New Publication - Evolution Machine: Satellite Galaxies

We model a Machine Learning decision tree on Satellite Galaxies (SGs) in the VELA Cosmological Suite, reporting our results.

Cosmology is the study of the Universe and its properties on the enormous scale possible. As cosmologists, we seek to answer the questions: Where did the Universe come from? How has it evolved? And how will it continue evolving?

Many unknowns still litter our latest cosmological theories. The Universe is still ever-expanding, at an accelerating rate. We observe missing mass from galaxies required to account for their rotational speed, gravitational lensing, and more. The Universe itself seems to be arranged by large-scale structures known as galactic filaments: web-like structures along which galaxies are held.

A galaxy is a gravitationally bound cosmological body consisting of gas, stars, and DM. Galaxies are observed and studied with great detail in order to further and improve our understanding of the development and the origin of the Universe. Galaxies, like all other aspects of the Universe, are ever-changing and evolving. As galaxies age, the central concentration of star-forming gasses gets depleted, which leads to a halt in the star formation rate of the galaxy. This phenomenon is known as quenching.

A rapidly emerging subfield of study in cosmology is that of satellite galaxies (SGs) - galaxies that are captured by the massive gravitational well of a central galaxy (CG), and orbit within the dark matter halo of their CG host.

The creation, evolution and quenching/merging of SGs are crucial factors of the large-scale evolution of the Universe. SGs undergo varied and tumultuous changes in their uncertain lives: interacting with other satellites, their host CG, the dark matter halo of the CG, and more.

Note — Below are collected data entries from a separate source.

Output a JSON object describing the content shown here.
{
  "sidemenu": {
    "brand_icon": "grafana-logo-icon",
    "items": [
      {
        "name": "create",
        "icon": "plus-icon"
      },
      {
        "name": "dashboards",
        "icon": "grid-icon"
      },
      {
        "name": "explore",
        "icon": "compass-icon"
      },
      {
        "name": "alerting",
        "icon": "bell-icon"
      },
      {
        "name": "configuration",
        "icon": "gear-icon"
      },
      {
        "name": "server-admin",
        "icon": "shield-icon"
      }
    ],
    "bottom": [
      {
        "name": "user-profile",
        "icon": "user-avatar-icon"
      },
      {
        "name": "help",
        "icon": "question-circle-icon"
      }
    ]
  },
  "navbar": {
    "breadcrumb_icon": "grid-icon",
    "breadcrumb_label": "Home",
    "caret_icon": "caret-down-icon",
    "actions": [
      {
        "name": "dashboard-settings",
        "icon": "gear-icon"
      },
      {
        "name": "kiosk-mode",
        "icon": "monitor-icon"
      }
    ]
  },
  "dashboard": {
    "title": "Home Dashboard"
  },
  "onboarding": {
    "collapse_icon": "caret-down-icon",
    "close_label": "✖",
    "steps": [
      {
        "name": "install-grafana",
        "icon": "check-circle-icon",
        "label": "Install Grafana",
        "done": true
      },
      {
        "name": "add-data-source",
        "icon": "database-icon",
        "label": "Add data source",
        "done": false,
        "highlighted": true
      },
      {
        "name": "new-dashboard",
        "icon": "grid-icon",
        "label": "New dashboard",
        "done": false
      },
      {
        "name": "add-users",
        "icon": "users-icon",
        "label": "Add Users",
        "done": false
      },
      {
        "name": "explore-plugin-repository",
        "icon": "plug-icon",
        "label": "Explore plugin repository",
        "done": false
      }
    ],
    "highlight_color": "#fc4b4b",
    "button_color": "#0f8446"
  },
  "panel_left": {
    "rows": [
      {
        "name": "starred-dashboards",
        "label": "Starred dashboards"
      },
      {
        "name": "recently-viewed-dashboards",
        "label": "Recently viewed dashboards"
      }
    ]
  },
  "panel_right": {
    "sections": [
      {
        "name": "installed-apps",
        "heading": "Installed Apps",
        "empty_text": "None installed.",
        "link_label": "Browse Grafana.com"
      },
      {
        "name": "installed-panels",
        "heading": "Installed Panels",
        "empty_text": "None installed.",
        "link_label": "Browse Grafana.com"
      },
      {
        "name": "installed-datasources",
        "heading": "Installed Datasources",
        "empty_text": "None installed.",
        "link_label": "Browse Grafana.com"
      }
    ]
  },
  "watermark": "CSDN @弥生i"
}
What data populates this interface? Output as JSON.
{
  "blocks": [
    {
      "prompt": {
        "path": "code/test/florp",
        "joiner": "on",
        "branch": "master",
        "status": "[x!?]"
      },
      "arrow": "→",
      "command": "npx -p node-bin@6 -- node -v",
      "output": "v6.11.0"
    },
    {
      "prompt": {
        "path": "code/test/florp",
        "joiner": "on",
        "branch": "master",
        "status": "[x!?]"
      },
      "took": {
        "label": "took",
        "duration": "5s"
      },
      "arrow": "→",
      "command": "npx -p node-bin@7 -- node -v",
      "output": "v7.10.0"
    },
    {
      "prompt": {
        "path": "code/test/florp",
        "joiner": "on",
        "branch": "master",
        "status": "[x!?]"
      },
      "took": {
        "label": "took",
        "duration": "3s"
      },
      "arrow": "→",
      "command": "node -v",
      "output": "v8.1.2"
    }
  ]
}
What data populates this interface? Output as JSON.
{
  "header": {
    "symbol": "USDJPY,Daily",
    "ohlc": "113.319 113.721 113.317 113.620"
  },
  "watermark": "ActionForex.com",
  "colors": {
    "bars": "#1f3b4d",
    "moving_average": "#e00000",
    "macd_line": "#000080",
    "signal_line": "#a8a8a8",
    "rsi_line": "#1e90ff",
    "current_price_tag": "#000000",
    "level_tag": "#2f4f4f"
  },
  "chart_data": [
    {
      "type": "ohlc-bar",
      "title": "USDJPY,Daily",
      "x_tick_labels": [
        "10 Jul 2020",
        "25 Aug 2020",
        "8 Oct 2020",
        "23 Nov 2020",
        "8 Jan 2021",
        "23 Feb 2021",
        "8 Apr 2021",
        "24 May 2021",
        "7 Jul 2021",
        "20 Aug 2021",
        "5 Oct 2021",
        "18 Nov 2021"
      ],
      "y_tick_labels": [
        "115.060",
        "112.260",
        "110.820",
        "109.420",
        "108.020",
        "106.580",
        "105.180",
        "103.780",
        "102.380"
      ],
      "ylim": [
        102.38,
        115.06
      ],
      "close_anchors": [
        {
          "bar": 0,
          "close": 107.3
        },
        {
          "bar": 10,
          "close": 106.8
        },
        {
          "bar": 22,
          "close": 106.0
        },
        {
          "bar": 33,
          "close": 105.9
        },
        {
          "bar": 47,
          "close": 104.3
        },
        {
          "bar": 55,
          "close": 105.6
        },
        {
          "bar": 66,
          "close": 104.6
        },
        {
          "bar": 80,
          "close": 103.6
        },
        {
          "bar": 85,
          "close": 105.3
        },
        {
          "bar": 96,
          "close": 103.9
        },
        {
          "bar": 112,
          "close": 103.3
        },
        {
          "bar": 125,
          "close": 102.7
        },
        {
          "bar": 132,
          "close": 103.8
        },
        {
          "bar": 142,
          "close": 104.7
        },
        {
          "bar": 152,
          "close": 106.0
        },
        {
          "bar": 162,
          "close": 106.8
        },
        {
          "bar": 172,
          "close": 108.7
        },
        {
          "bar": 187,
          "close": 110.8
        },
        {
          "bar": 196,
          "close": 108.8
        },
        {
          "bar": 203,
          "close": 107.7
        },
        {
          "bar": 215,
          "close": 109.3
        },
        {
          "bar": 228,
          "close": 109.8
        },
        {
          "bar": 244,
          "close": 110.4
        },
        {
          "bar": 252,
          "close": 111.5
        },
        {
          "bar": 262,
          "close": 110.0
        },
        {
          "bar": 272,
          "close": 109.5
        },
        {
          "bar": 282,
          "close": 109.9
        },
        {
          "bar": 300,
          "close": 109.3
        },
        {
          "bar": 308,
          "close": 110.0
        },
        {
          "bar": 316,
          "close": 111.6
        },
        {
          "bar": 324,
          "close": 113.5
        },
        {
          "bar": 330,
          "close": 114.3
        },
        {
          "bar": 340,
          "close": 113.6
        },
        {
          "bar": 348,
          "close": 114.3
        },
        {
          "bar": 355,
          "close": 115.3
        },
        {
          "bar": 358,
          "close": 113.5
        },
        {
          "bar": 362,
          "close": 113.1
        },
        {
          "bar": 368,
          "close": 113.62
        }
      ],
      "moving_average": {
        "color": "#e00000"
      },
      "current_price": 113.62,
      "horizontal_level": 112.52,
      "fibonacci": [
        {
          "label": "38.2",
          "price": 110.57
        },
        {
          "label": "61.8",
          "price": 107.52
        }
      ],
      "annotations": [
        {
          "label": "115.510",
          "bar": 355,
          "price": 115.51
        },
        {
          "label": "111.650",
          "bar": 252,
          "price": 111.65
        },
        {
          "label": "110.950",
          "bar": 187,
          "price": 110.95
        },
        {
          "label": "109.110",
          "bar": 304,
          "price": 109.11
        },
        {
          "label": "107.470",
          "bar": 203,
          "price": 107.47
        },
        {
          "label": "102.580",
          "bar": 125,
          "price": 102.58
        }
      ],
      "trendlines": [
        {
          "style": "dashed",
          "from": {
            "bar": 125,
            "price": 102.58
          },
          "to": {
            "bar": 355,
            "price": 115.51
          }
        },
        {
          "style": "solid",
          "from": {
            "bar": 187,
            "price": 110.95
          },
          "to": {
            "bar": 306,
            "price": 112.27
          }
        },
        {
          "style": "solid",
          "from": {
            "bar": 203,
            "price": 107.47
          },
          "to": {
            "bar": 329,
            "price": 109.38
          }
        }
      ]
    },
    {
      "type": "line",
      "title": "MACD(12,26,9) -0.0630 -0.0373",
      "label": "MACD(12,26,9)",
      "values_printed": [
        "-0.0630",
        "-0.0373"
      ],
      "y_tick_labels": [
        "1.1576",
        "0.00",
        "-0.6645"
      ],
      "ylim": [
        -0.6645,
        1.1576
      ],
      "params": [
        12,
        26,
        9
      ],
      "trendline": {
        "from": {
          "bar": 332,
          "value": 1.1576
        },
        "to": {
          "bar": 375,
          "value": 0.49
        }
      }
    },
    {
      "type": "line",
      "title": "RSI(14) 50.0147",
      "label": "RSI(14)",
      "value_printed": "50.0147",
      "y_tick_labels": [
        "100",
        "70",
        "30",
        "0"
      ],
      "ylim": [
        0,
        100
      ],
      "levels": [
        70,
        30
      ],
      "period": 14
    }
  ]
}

The properties and interactions of SGs with their environment make them an important topic for learning, both in terms of our understanding of the galaxy’s structure and understanding the environment.

In this work we present a prediction of the quenching of SGs and their main features, according to initial information of SGs before entering the sphere of influence of the CG. The analysis was performed on the high-resolution cosmological simulation VELA, which includes a unique data set of satellite galaxies. Using machine learning (ML), we find the 3 strongest features for SG quenching prediction. Additionally we find the shape evolution of SGs varies dramatically from CG evolution - an important distinction that requires further research.